The President often ties the success of his economic agenda to the rise of the stock market while blaming the Fed for even minor downturns. The president has piled unprecedented pressure on the Fed and its chairman, Jerome Powell, to pump a steady economy with crisis-level stimulus.
“When Jerome Powell started his testimony recently the Dow was up 125, & heading higher. As he spoke it drifted steadily downward, as usual. Germany & other countries get paid to borrow money. We are more prime, but the Fed Rate is too high, Dollar tough on exports,” the President tweeted earlier as Powell testified before a House committee.
The Fed has largely ignored the President’s pressure and took great pains to distance its three 2019 rate cuts from any political considerations.

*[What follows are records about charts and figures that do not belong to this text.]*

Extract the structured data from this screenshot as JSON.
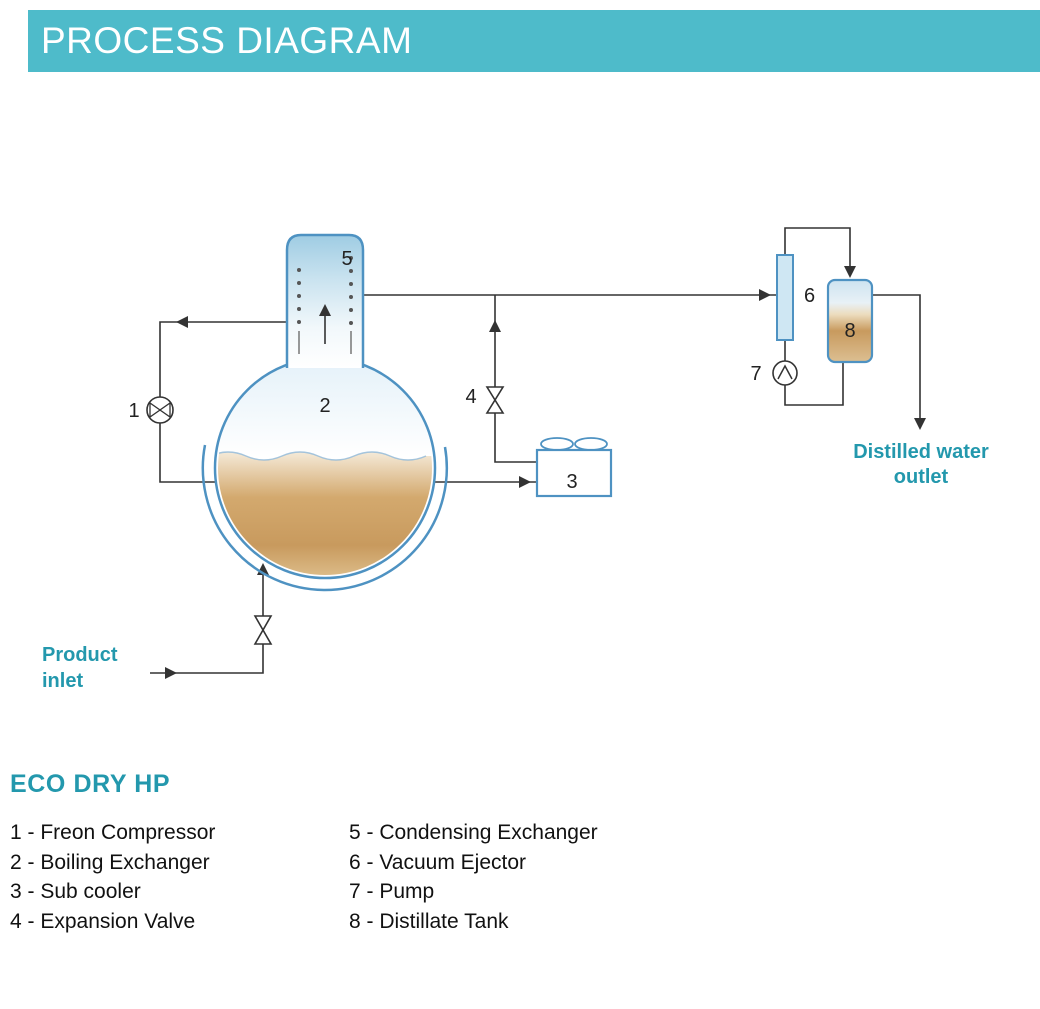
{
  "header": {
    "title": "PROCESS DIAGRAM"
  },
  "diagram": {
    "numbers": {
      "n1": "1",
      "n2": "2",
      "n3": "3",
      "n4": "4",
      "n5": "5",
      "n6": "6",
      "n7": "7",
      "n8": "8"
    },
    "labels": {
      "product_inlet": [
        "Product",
        "inlet"
      ],
      "distilled_outlet": [
        "Distilled water",
        "outlet"
      ]
    }
  },
  "legend": {
    "title": "ECO DRY HP",
    "left": [
      "1 - Freon Compressor",
      "2 - Boiling Exchanger",
      "3 - Sub cooler",
      "4 - Expansion Valve"
    ],
    "right": [
      "5 - Condensing Exchanger",
      "6 - Vacuum Ejector",
      "7 - Pump",
      "8 - Distillate Tank"
    ]
  },
  "colors": {
    "header_bg": "#4ebbca",
    "accent_teal": "#2398ad",
    "vessel_stroke": "#4e92c2",
    "liquid_tan": "#c89a5e",
    "light_blue_fill": "#cfe7f3",
    "pipe_line": "#333333"
  }
}
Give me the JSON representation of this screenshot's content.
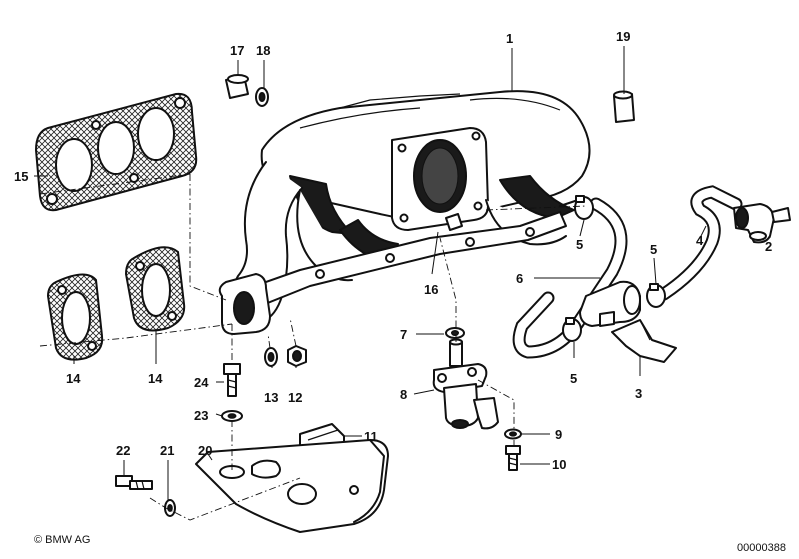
{
  "labels": {
    "n1": "1",
    "n2": "2",
    "n3": "3",
    "n4": "4",
    "n5a": "5",
    "n5b": "5",
    "n5c": "5",
    "n6": "6",
    "n7": "7",
    "n8": "8",
    "n9": "9",
    "n10": "10",
    "n11": "11",
    "n12": "12",
    "n13": "13",
    "n14a": "14",
    "n14b": "14",
    "n15": "15",
    "n16": "16",
    "n17": "17",
    "n18": "18",
    "n19": "19",
    "n20": "20",
    "n21": "21",
    "n22": "22",
    "n23": "23",
    "n24": "24"
  },
  "footer": {
    "copyright": "© BMW AG",
    "diagram_id": "00000388"
  }
}
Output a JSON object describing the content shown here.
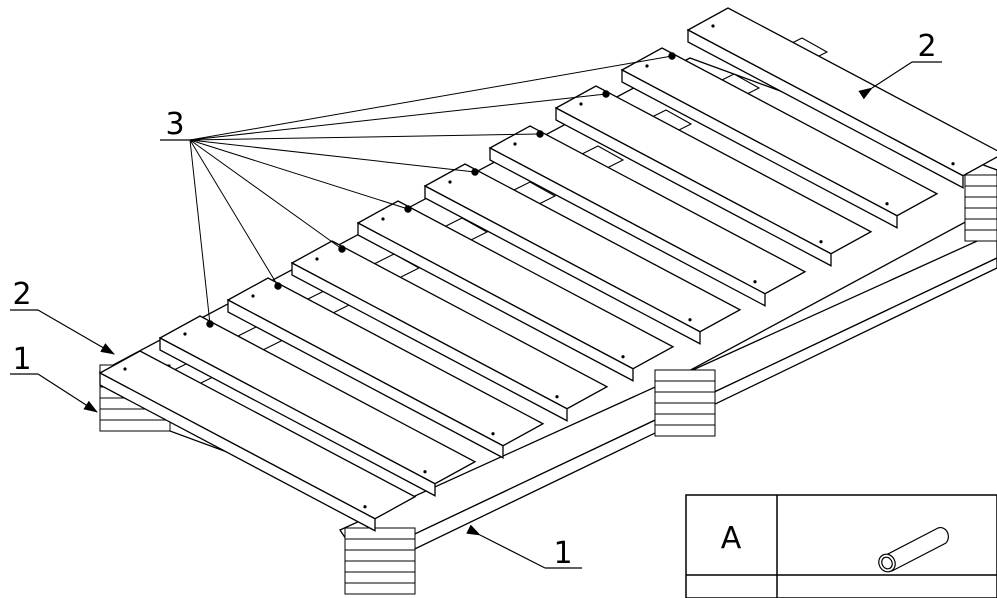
{
  "drawing": {
    "callouts": {
      "frame_bottom": "1",
      "frame_left": "1",
      "board_left": "2",
      "board_right": "2",
      "deck_boards": "3"
    },
    "table": {
      "row_a_label": "A",
      "row_a_item": "dowel-pin-icon"
    }
  }
}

But the President’s pressure is likely to intensify if the markets continue their weakness, The Hill said.
“A Fed rate cut will bolster financial conditions but it will take months to filter through to the real economy,” said Joe Brusuelas, chief economist at U.S. tax and audit firm RSM on Tuesday.
Brusuelas warned that if the coronavirus outbreak slumps the U.S. economy, it could take a special lending facility from the Fed and fiscal action from Congress to counter the damage.
“The agencies that could help like the [Small Business Administration] need to be mobilized now and additional trade finance will need to be considered,” he said.
So, we will see. The situation appears to be highly complex and challenging, and there is the potential for destabilization if inappropriate policies are applied. It certainly is one producers should watch closely as it continues, Washington Insider believes.